What Is Additive Fabrication (AF)

Additive fabrication (AF) covers a series of technologies. These technologies use the method of building parts layer by layer to gradually construct solid parts from virtual three-dimensional models. The traditional material reduction fabrication process is to remove all unnecessary materials from a piece of material (by manual engraving, or using equipment such as milling machine, lathe or CNC machine tool) until the required parts are obtained.

The Process Of Additive Fabrication

There are different methods to perform Additive fabrication processes. An increasingly popular method is 3D printing. Compared with the material reduction fabrication process, the material addition fabrication starts from scratch, and the parts are constructed by “printing” a new layer on the top of the previous layer until the parts are completed. The thickness of each layer varies from a few microns to about 0.25mm according to the specific additive fabrication technology used.
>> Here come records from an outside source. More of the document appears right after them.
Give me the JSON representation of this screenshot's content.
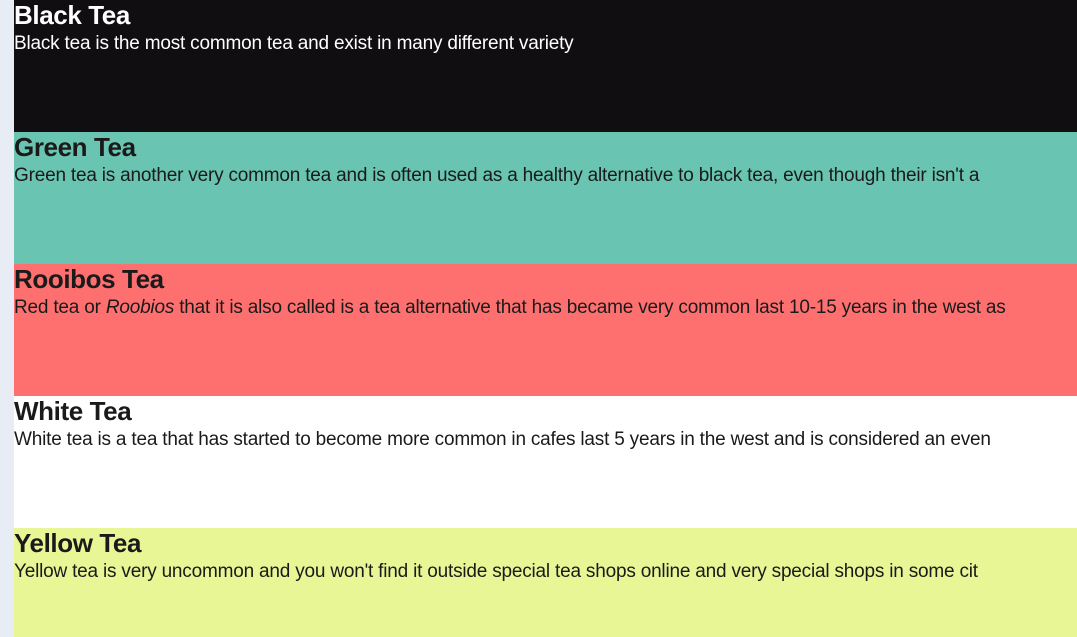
{
  "colors": {
    "page_background": "#e8ecf4",
    "black_bg": "#100e10",
    "green_bg": "#69c4b1",
    "red_bg": "#fe7070",
    "white_bg": "#ffffff",
    "yellow_bg": "#e9f695",
    "light_text": "#ffffff",
    "dark_text": "#1a1a1a"
  },
  "teas": [
    {
      "id": "black",
      "title": "Black Tea",
      "description": "Black tea is the most common tea and exist in many different variety"
    },
    {
      "id": "green",
      "title": "Green Tea",
      "description": "Green tea is another very common tea and is often used as a healthy alternative to black tea, even though their isn't a"
    },
    {
      "id": "rooibos",
      "title": "Rooibos Tea",
      "description_before": "Red tea or ",
      "description_emphasis": "Roobios",
      "description_after": " that it is also called is a tea alternative that has became very common last 10-15 years in the west as"
    },
    {
      "id": "white",
      "title": "White Tea",
      "description": "White tea is a tea that has started to become more common in cafes last 5 years in the west and is considered an even"
    },
    {
      "id": "yellow",
      "title": "Yellow Tea",
      "description": "Yellow tea is very uncommon and you won't find it outside special tea shops online and very special shops in some cit"
    }
  ]
}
At present, many materials can be applied to different additive fabrication processes.

The Advantage Additive Fabrication Process

The main advantage of additive manufacturing is that it can create geometrically complex shapes without wasting excess materials. Another advantage of this process is that it does not require many tools and is a very cost-effective manufacturing process. The additive fabrication process has different embodiments, and the increasingly popular method is 3D printing. This type of fabrication is energy-saving and environmentally friendly. The materials used, especially 3D printing, eventually create lightweight designs for some end products. With the use of additive fabrication, physical tools are reduced and attention is increased. The spatial design program allows engineers to have greater freedom in thinking to design and create some products without being limited by traditional machining. This technology can also reduce the individual parts of the whole product.

The History Of Additive Fabrication

The historical basis of additive fabrication (AF) can be traced back to almost 150 years ago when people used two-dimensional layer superposition to form a three-dimensional topographic map. The research work in the 1960s and 1970s verified the first batch of modern am processes, including photopolymerization technology in the late 1960s, powder melting process in 1972, and sheet lamination technology in 1979. By the 1980s and early 1990s, the number of am-related patents and academic publications had increased significantly, and many innovative am technologies appeared, such as 3D printing technology (3DP) of MIT in 1989 and the laser beam melting process in the 1990s. During the same period, some am technologies were successfully commercialized, including light curing (SL), solid melt deposition (FDM), and laser sintering (SLS). The 1990s and 2000s were the growth period of being. In the late 2000s, metal is technology stood out among many am technologies and became the focus of market attention.

Additive Fabrication Process Chain

All additive fabrication starts from creating a virtual 3D CAD model, which can be completed by almost any 3D computer-aided design (CAD) software. However, the CAD model used for additive fabrication must be in the form of a completely closed “watertight” volume (for example, a cube model must contain all six faces and there is no gap at the joint). If one of the faces of the model is missing or has gaps, it is indicated as an infinitely thin surface, which cannot be printed (however, the model can be automatically repaired with some am software according to the severity of the error).